Final answer:
The one-to-one nature of both f and f composed with g does not necessarily imply that g is also one-to-one. An example involving a linear f and an absolute value g demonstrates that g can fail to be injective even if f and f composed with g are.
Step-by-step explanation:
If f and f ◦ g are one-to-one functions, it does not necessarily mean that g is one-to-one. To demonstrate this, let's consider what it means for a function to be one-to-one. A function is one-to-one (injective) if different inputs lead to different outputs. Specifically, for any two elements a and b in the domain of the function, if a ≠ b, then f(a) ≠ f(b).

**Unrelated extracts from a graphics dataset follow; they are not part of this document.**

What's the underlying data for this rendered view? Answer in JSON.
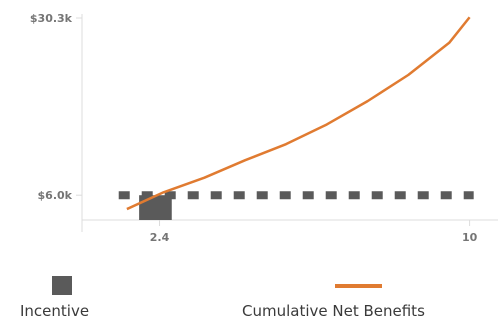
{
  "chart_data": {
    "type": "bar+line",
    "title": "",
    "xlabel": "",
    "ylabel": "",
    "x_ticks": [
      {
        "value": 2.4,
        "label": "2.4"
      },
      {
        "value": 10,
        "label": "10"
      }
    ],
    "y_ticks": [
      {
        "value": 6.0,
        "label": "$6.0k"
      },
      {
        "value": 30.3,
        "label": "$30.3k"
      }
    ],
    "xlim": [
      0.5,
      10.5
    ],
    "ylim": [
      2.6,
      30.3
    ],
    "units": "$k",
    "series": [
      {
        "name": "Incentive",
        "kind": "bar",
        "color": "#5a5a5a",
        "bar": {
          "x_center": 2.3,
          "width": 0.8,
          "value": 6.0
        },
        "reference_line": {
          "value": 6.0,
          "x_start": 1.4,
          "x_end": 10.1,
          "style": "dashed"
        }
      },
      {
        "name": "Cumulative Net Benefits",
        "kind": "line",
        "color": "#e07b31",
        "x": [
          1.6,
          2.5,
          3.5,
          4.5,
          5.5,
          6.5,
          7.5,
          8.5,
          9.5,
          10.0
        ],
        "values": [
          4.1,
          6.4,
          8.4,
          10.8,
          13.0,
          15.7,
          18.9,
          22.5,
          26.9,
          30.4
        ]
      }
    ],
    "legend": {
      "position": "bottom",
      "items": [
        {
          "label": "Incentive",
          "swatch": "box",
          "color": "#5a5a5a"
        },
        {
          "label": "Cumulative Net Benefits",
          "swatch": "line",
          "color": "#e07b31"
        }
      ]
    },
    "grid": false
  }
}
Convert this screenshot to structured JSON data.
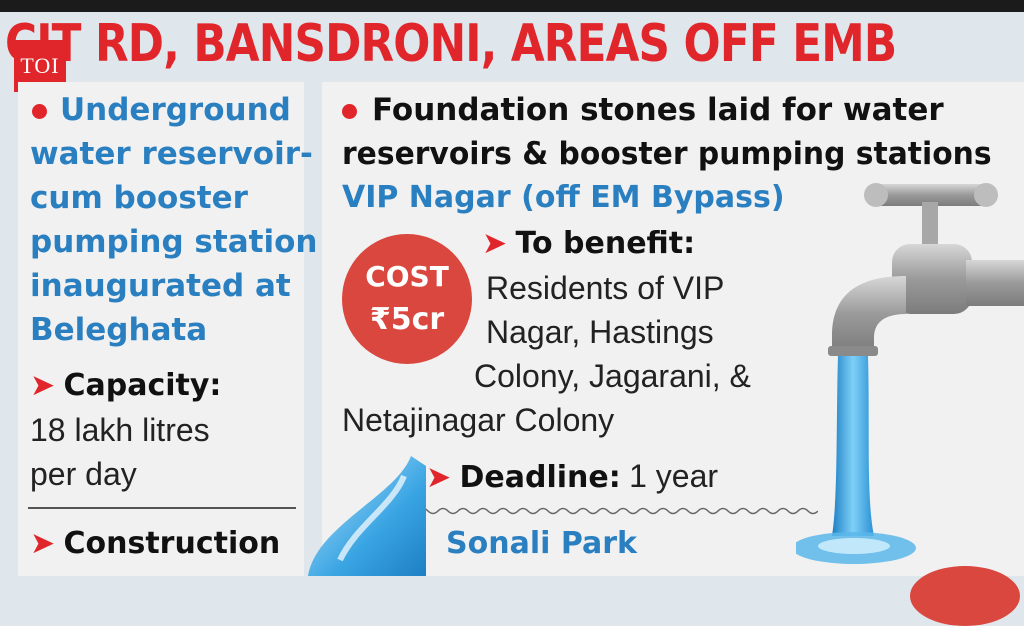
{
  "headline": "CIT RD, BANSDRONI, AREAS OFF EMB",
  "logo": "TOI",
  "left": {
    "title_lines": [
      "Underground",
      "water reservoir-",
      "cum booster",
      "pumping station",
      "inaugurated at",
      "Beleghata"
    ],
    "capacity_label": "Capacity:",
    "capacity_lines": [
      "18 lakh litres",
      "per day"
    ],
    "construction_label": "Construction"
  },
  "right": {
    "title_lines": [
      "Foundation stones laid for water",
      "reservoirs & booster pumping stations"
    ],
    "location": "VIP Nagar (off EM Bypass)",
    "benefit_label": "To benefit:",
    "benefit_lines": [
      "Residents of VIP",
      "Nagar, Hastings",
      "Colony, Jagarani, &",
      "Netajinagar Colony"
    ],
    "cost_label": "COST",
    "cost_value": "₹5cr",
    "deadline_label": "Deadline:",
    "deadline_value": "1 year",
    "location2": "Sonali Park"
  },
  "colors": {
    "accent_red": "#e0262b",
    "accent_blue": "#2a7fc0"
  },
  "icons": [
    "water-tap-icon",
    "water-drop-icon"
  ]
}
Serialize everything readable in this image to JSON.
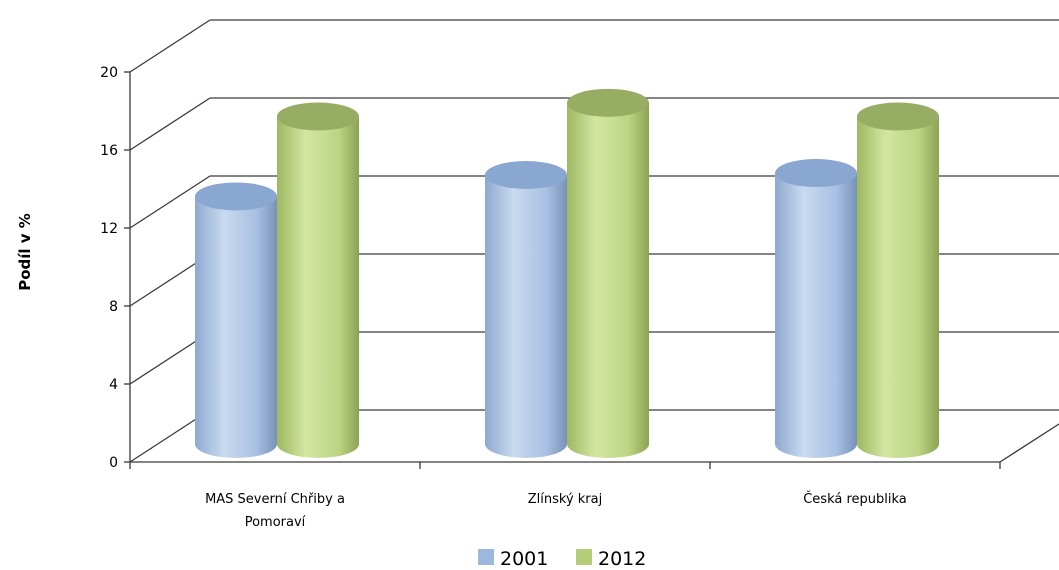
{
  "chart_data": {
    "type": "bar",
    "style": "3d-cylinder",
    "title": "",
    "xlabel": "",
    "ylabel": "Podíl v %",
    "ylim": [
      0,
      20
    ],
    "yticks": [
      "0",
      "4",
      "8",
      "12",
      "16",
      "20"
    ],
    "categories": [
      [
        "MAS Severní Chřiby a",
        "Pomoraví"
      ],
      [
        "Zlínský kraj"
      ],
      [
        "Česká republika"
      ]
    ],
    "series": [
      {
        "name": "2001",
        "values": [
          12.9,
          14.0,
          14.1
        ],
        "color": "#9db8dd"
      },
      {
        "name": "2012",
        "values": [
          17.0,
          17.7,
          17.0
        ],
        "color": "#b5cd79"
      }
    ],
    "grid": true,
    "legend": "bottom"
  }
}
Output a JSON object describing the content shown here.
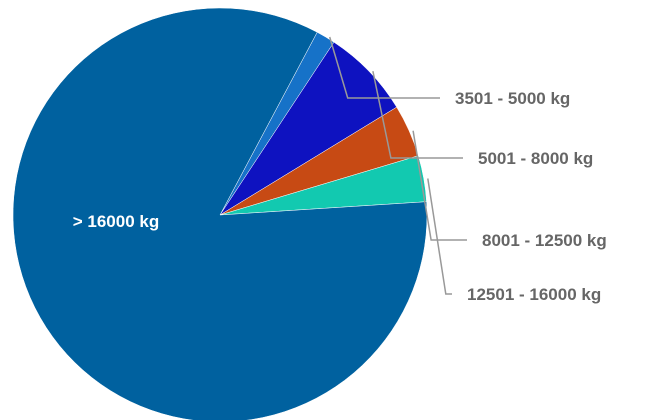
{
  "chart_data": {
    "type": "pie",
    "title": "",
    "slices": [
      {
        "label": "3501 - 5000 kg",
        "value": 1.5,
        "color": "#1672c8"
      },
      {
        "label": "5001 - 8000 kg",
        "value": 7.0,
        "color": "#0e12c0"
      },
      {
        "label": "8001 - 12500 kg",
        "value": 4.1,
        "color": "#c74a14"
      },
      {
        "label": "12501 - 16000 kg",
        "value": 3.6,
        "color": "#12c9b0"
      },
      {
        "label": "> 16000 kg",
        "value": 83.8,
        "color": "#00619f"
      }
    ],
    "legend": "none",
    "data_labels": "outside with leader lines; largest slice labeled inside"
  }
}
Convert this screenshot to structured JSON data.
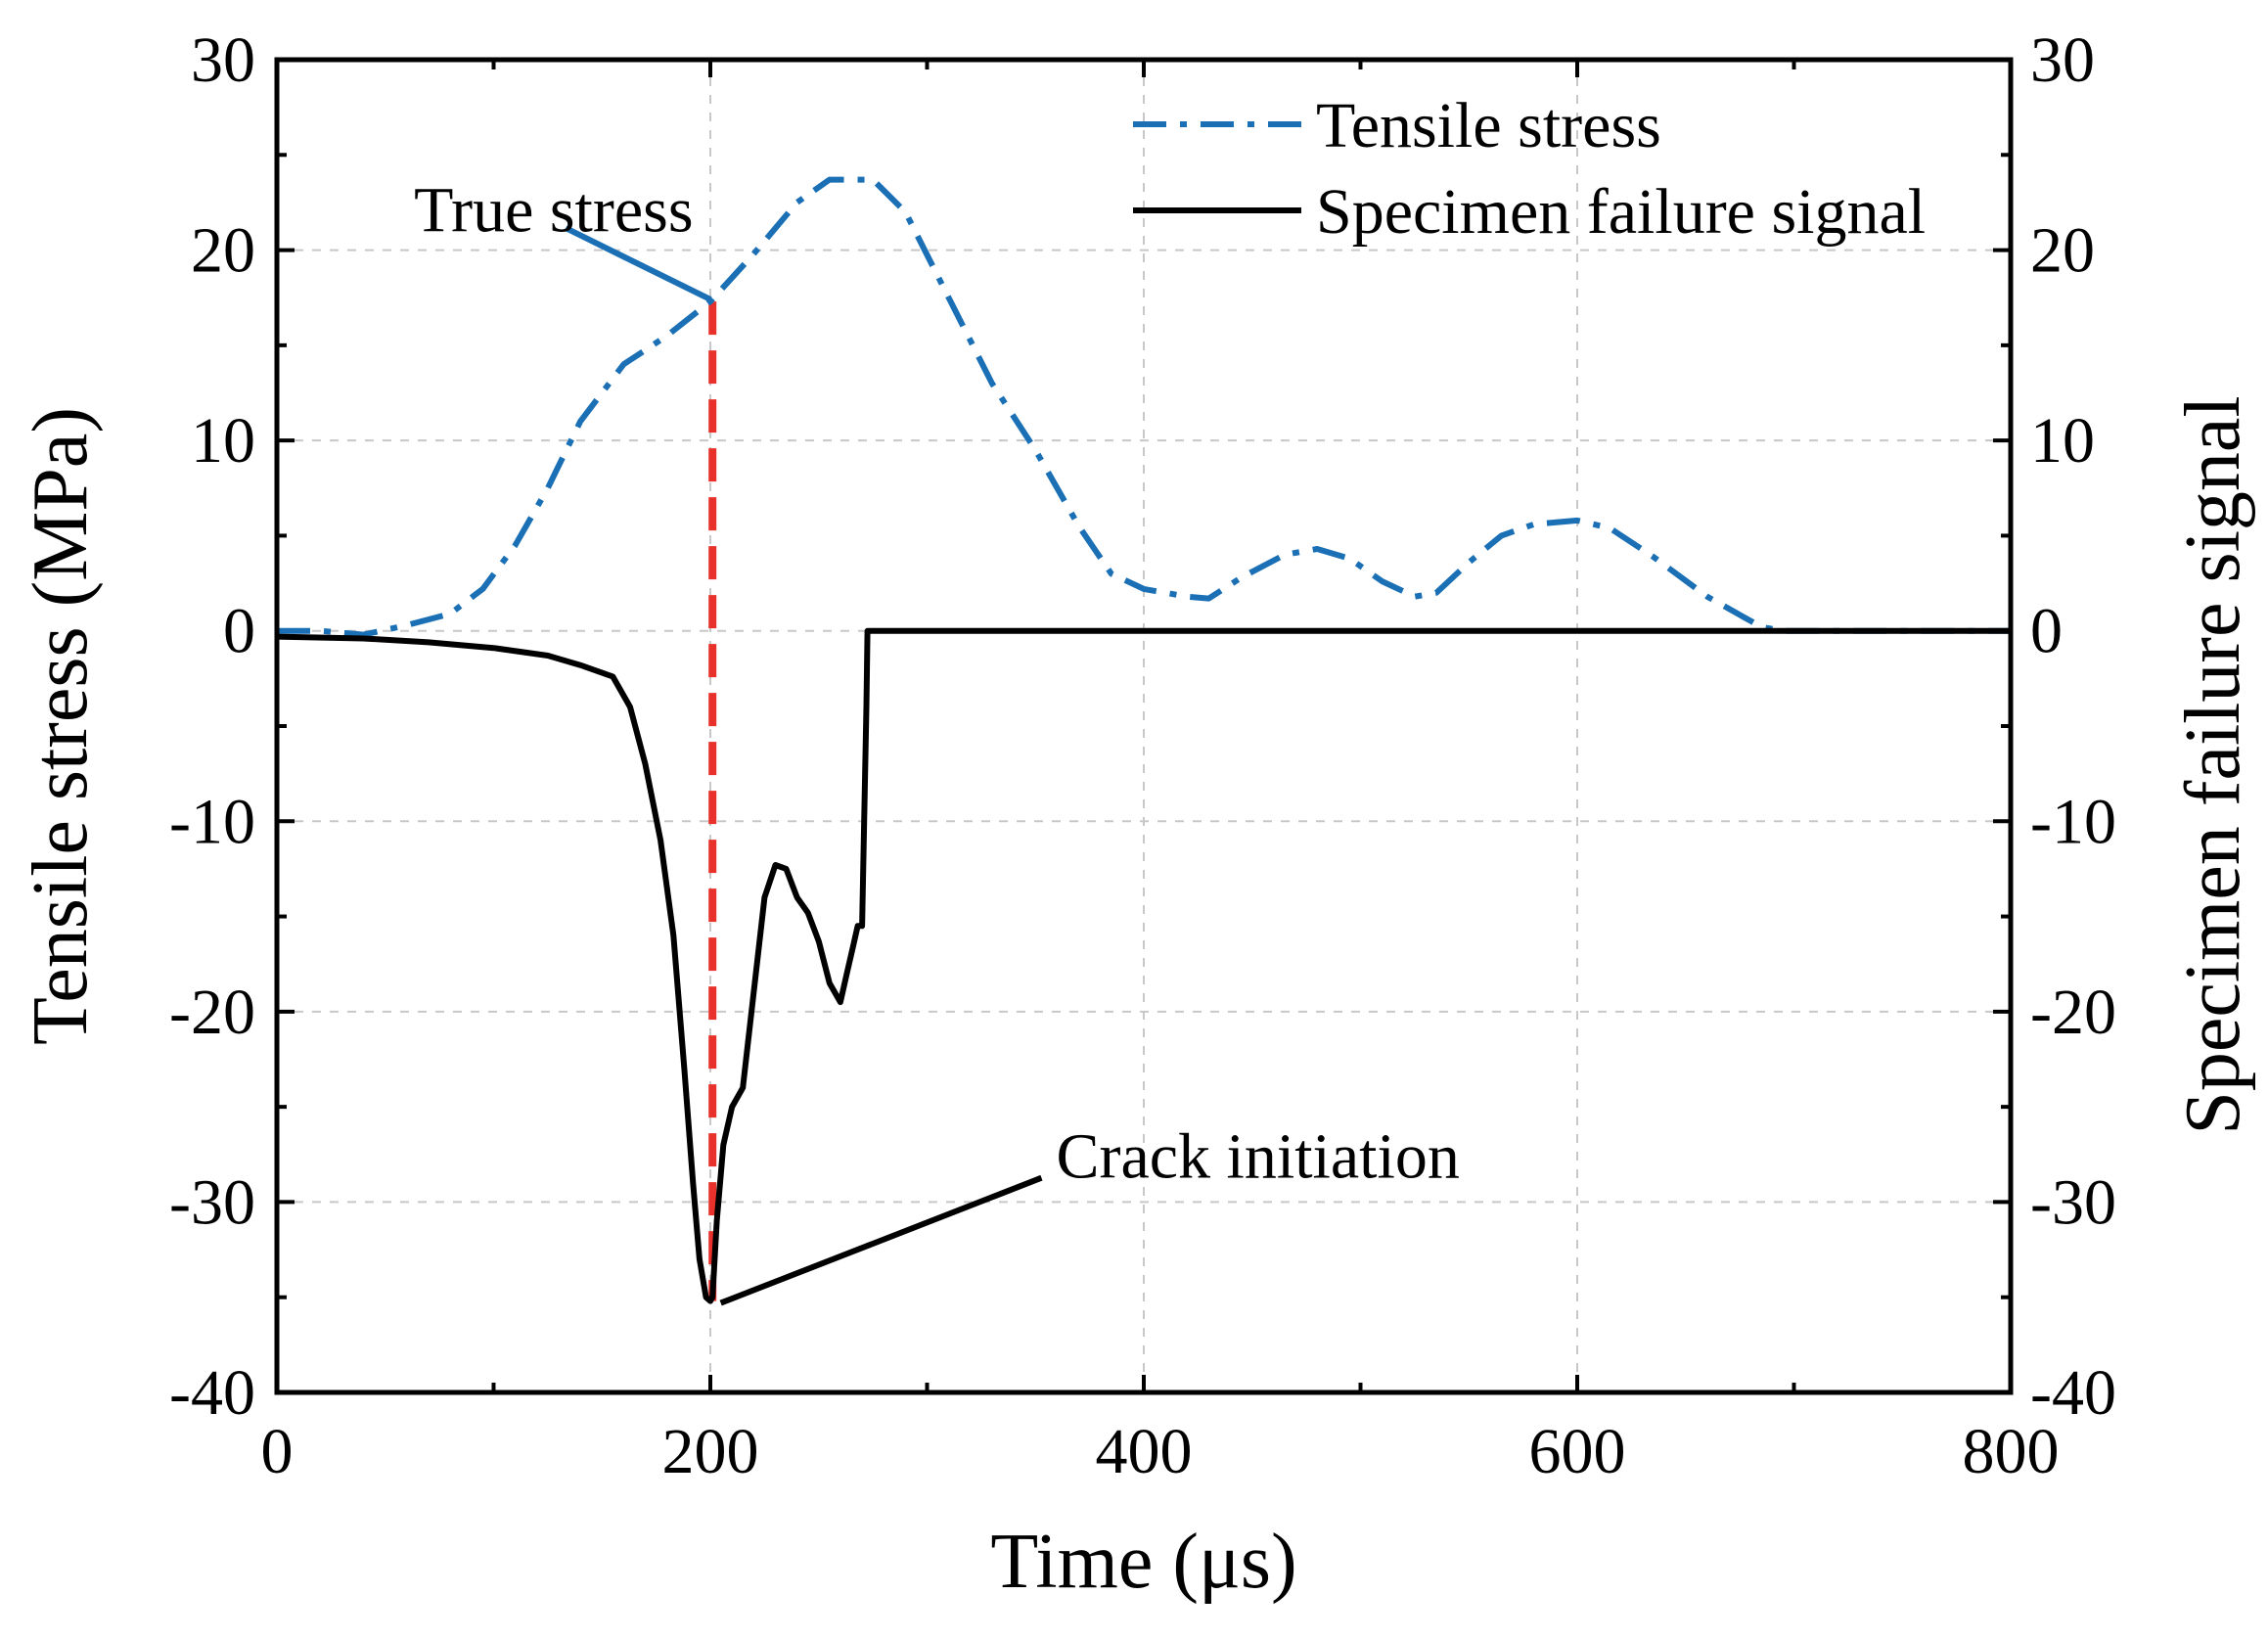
{
  "chart_data": {
    "type": "line",
    "xlabel": "Time (μs)",
    "ylabel": "Tensile stress (MPa)",
    "y2label": "Specimen failure signal",
    "xlim": [
      0,
      800
    ],
    "ylim": [
      -40,
      30
    ],
    "y2lim": [
      -40,
      30
    ],
    "grid": true,
    "legend_position": "top-right",
    "x_ticks": [
      0,
      200,
      400,
      600,
      800
    ],
    "x_tick_labels": [
      "0",
      "200",
      "400",
      "600",
      "800"
    ],
    "y_ticks": [
      30,
      20,
      10,
      0,
      -10,
      -20,
      -30,
      -40
    ],
    "y_tick_labels": [
      "30",
      "20",
      "10",
      "0",
      "-10",
      "-20",
      "-30",
      "-40"
    ],
    "y2_tick_labels": [
      "30",
      "20",
      "10",
      "0",
      "-10",
      "-20",
      "-30",
      "-40"
    ],
    "series": [
      {
        "name": "Tensile stress",
        "color": "#1a6fb5",
        "line_style": "dash-dot",
        "x": [
          0,
          20,
          40,
          60,
          80,
          95,
          110,
          125,
          140,
          160,
          180,
          200,
          220,
          240,
          255,
          275,
          290,
          310,
          330,
          350,
          370,
          385,
          400,
          420,
          430,
          445,
          465,
          480,
          495,
          510,
          525,
          535,
          550,
          565,
          580,
          600,
          615,
          635,
          660,
          685,
          695,
          720,
          760,
          800
        ],
        "y": [
          0,
          0,
          -0.2,
          0.3,
          0.9,
          2.2,
          4.5,
          7.5,
          11.0,
          14.0,
          15.5,
          17.3,
          19.8,
          22.5,
          23.7,
          23.7,
          22.0,
          17.5,
          13.0,
          9.5,
          5.5,
          3.0,
          2.2,
          1.8,
          1.7,
          2.8,
          4.0,
          4.3,
          3.8,
          2.6,
          1.8,
          2.0,
          3.6,
          5.0,
          5.6,
          5.8,
          5.4,
          3.9,
          1.8,
          0.2,
          0,
          0,
          0,
          0
        ]
      },
      {
        "name": "Specimen failure signal",
        "color": "#000000",
        "line_style": "solid",
        "x": [
          0,
          40,
          70,
          100,
          125,
          140,
          155,
          163,
          170,
          177,
          183,
          188,
          192,
          195,
          198,
          200,
          201,
          203,
          206,
          210,
          215,
          220,
          225,
          230,
          235,
          240,
          245,
          250,
          255,
          260,
          263,
          266,
          268,
          270,
          272,
          272.5,
          280,
          400,
          600,
          800
        ],
        "y": [
          -0.3,
          -0.4,
          -0.6,
          -0.9,
          -1.3,
          -1.8,
          -2.4,
          -4.0,
          -7.0,
          -11.0,
          -16.0,
          -23.0,
          -29.0,
          -33.0,
          -35.0,
          -35.2,
          -35.0,
          -31.0,
          -27.0,
          -25.0,
          -24.0,
          -19.0,
          -14.0,
          -12.3,
          -12.5,
          -14.0,
          -14.8,
          -16.3,
          -18.5,
          -19.5,
          -18.0,
          -16.5,
          -15.5,
          -15.5,
          -4.0,
          0,
          0,
          0,
          0,
          0
        ]
      }
    ],
    "annotations": [
      {
        "text": "True stress",
        "point": [
          201,
          17.3
        ],
        "label_at": [
          140,
          22.0
        ]
      },
      {
        "text": "Crack initiation",
        "point": [
          203,
          -35.2
        ],
        "label_at": [
          337,
          -29.5
        ]
      }
    ],
    "marker_line": {
      "x": 201,
      "y_from": 17.3,
      "y_to": -35.2,
      "color": "#e8312b"
    }
  }
}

Let's assume f is one-to-one, and f ◦ g is also one-to-one. Now, to check if g is one-to-one, take any two distinct elements, say x and y, from the domain of g. If g(x) = g(y), then f(g(x)) = f(g(y)). Since f ◦ g is one-to-one, and f(g(x)) = f(g(y)), it must be that x = y. However, this argument relies on an assumption that g maps to the domain of f, which is not necessarily the case in every scenario.
For example, suppose we have a function f: R → R defined as f(x) = 2x and another function g: R → R defined as g(x) = |x|. The function f is one-to-one because for any x1 ≠ x2, f(x1) ≠ f(x2). The composition f ◦ g is also one-to-one because the absolute value function does not affect the one-to-one nature of the linear function f. However, g itself is not one-to-one, as g(-a) = g(a) for any a ∈ R.